Who’s afraid of the big bad wolf? Everyone! Even if he wears a sharp suit, drives a fancy car, and pulls bank robberies for fun? Especially then!
What if he’s voiced by the always rakishly beguiling Sam Rockwell? Cuz then you have The Bad Guys, a snappy, snarky, never-ever sentimental concoction of cartoon chaos meets hip heist flick. You know, for kids… and grownups, too. (There are layers at work here.)

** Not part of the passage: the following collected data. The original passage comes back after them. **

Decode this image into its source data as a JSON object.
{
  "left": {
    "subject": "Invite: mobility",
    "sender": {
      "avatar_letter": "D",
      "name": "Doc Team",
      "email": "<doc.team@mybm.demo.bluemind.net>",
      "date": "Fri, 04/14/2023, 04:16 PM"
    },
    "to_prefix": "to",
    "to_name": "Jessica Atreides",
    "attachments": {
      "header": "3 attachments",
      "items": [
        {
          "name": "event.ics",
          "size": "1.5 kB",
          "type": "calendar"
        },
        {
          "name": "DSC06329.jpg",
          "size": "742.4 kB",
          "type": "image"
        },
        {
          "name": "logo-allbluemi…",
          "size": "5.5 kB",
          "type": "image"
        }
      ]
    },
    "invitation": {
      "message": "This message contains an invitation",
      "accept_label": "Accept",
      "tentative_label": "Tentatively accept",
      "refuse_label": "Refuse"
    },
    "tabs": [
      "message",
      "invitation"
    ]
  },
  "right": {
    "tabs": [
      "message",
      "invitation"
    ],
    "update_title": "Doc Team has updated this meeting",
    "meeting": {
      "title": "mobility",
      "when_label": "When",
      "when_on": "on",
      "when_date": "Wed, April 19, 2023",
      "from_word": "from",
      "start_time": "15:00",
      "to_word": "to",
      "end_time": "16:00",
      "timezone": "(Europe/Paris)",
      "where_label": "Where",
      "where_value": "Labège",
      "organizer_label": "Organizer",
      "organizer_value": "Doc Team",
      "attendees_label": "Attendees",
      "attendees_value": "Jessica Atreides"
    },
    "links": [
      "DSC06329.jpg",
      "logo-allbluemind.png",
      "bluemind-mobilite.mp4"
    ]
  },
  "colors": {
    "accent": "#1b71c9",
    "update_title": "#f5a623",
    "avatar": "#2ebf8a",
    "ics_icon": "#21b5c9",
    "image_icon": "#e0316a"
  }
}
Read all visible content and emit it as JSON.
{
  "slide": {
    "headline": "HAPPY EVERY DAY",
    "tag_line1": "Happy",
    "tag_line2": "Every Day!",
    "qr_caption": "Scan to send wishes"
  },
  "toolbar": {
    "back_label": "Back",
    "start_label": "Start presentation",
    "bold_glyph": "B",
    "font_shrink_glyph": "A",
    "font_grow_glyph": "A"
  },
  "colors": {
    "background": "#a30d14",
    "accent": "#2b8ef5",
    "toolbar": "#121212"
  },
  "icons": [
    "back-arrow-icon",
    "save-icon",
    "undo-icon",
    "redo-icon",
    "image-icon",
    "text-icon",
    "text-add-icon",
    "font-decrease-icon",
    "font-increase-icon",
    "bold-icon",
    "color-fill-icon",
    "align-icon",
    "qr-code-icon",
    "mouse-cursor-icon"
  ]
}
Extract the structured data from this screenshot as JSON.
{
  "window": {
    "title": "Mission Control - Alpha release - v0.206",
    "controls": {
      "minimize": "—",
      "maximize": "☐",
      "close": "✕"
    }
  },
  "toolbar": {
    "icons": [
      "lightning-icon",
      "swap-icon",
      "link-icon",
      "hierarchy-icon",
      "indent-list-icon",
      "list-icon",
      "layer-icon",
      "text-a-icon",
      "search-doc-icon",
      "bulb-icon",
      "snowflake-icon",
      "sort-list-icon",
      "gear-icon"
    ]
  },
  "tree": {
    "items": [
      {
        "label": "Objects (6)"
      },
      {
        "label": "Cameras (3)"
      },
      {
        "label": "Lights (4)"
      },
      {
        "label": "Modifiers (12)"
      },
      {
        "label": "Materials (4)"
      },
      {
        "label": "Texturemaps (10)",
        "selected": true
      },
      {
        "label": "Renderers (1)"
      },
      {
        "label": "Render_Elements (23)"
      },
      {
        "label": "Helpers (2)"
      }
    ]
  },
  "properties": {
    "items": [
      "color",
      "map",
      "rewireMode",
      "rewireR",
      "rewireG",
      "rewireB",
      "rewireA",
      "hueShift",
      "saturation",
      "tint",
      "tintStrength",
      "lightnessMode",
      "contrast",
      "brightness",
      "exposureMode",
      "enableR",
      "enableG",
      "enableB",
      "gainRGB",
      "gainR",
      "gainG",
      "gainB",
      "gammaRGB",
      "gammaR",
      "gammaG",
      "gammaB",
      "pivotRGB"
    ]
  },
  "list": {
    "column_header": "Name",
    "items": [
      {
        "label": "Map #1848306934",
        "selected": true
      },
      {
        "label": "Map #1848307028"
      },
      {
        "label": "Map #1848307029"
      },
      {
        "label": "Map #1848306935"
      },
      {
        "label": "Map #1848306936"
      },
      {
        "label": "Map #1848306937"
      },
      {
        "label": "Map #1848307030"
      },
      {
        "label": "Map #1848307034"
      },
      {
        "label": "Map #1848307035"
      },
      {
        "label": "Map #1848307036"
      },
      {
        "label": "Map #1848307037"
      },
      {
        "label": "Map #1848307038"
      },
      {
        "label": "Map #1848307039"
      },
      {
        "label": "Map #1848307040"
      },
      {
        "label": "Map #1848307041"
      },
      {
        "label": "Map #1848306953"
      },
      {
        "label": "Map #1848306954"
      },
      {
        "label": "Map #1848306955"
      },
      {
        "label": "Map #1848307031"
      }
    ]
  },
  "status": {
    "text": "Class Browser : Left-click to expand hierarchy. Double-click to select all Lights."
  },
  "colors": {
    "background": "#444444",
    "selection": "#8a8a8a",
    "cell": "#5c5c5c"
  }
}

If everyone is predisposed to be scared of you anyway, why not lean into it? That’s the attitude under which Wolf (Rockwell: Trolls: World Tour, Richard Jewell), a pickpocket and all-around thief, and his criminal gang operate. His gang? Oh, there’s Snake (the voice of Marc Maron: Joker, Mike and Dave Need Wedding Dates), a safecracker; Shark (the voice of Craig Robinson: Songbird, Hot Tub Time Machine 2), a master of disguise; Piranha (the voice of Anthony Ramos: In the Heights, Godzilla: King of the Monsters), the tiny-but-terrifying muscle; and Tarantula (the voice of Awkwafina: Raya and the Last Dragon, Jumanji: The Next Level), the hacker. An actual rogues gallery of creatures humans are afraid of, often with little justification but with a lot of accompanying biocultural baggage.
Yes, humans are the dominant species here; The Bad Guys is nothing like a retread of 2016’s Zootopia, though the two movies do share some thematic motifs regarding stereotypes and the impacts they have on us. In fact, there don’t seem to be any other wolf-people or shark-people strolling around their West Coast–ish city, which raises the question of just what caused these particular animals to acquire human-level intelligence, sentience, a taste for luxury goods, and rap sheets. Are they trickster demigods who have descended to our plane to mess with us? (I have another idea, which suggests that film is tantalizingly flirting with some rather profound religio-philosophical notions, but it’s something of a spoiler, so I’ll hold off on that for now.)
The film opens with a genuinely thrilling car chase — one of the best I’ve seen onscreen in a long while — as Wolf and his buddies lead the cops on a merry automotive tour of their unnamed town. (It’s a lot like Los Angeles but has massive hillsides like San Francisco.) The breezy swagger of the sequence extends to the delightful animation style: computer generated but with an organic lightness that reminds me of watercolors, shot through with a golden haziness that lends a mellow insouciance; it’s hot and cool at the same time, and not like anything we’ve seen before onscreen at all.
To be fair, the whole movie is breezy swagger, which only escalates when Wolf makes the unexpected discovery, as he comes to the assistance of a little old lady who is effusive with her thanks, that being good can be as satisfying as being bad. His tail traitorously (hilariously!) wags on its own at this, betraying him… and he is horrified. So he doubles down on embracing the bad by concocting a grand scheme in which the gang will pretend to become decent upstanding citizens as a way to get out of being prosecuted for their first failed heist (which may have failed in part because Wolf was so distracted by his personal epiphany).
This requires suavely convincing first the law-and-order governor, Diane Foxington (the voice of Zazie Beetz: Seberg, Deadpool 2), that he and his partners in crime are worthy and capable of reform, and then their benefactor, famed millionaire philanthropist Professor Marmalade (the voice of Richard Ayoade: The Mandalorian, The Lego Movie 2: The Second Part) that they’ve actually been reformed. This demands Looney Tunes–esque madness, encompassing an artifact in the form of a heart-shaped meteor — there is *gulp* an impact crater smack in the middle of this city; the disastrous backstory is sidestepped — a veritable tsunami of guinea pigs (yes, really), and much more.
(Foxington, by the way, is a fox. Marmalade is a guinea pig, though not like the simply lowly rodents of the tsunami. They, too, are rare outliers for their species in their sentience, their personhood. Though obviously the humans are okay with electing them to high office and elevating them to megacelebrity.)
Working from the middle-school books by Aaron Blabey, DreamWorks animator turned first-time director Pierre Perifel whips kiddie-friendly lessons (ones that grownups can always use reminders of) into frothy fun: stick by your friends; don’t be deceived by surface appearances, including the ones we see on social media; and embrace second (and third) chances. Wolf and his pals may be bad, but The Bad Guys is all good.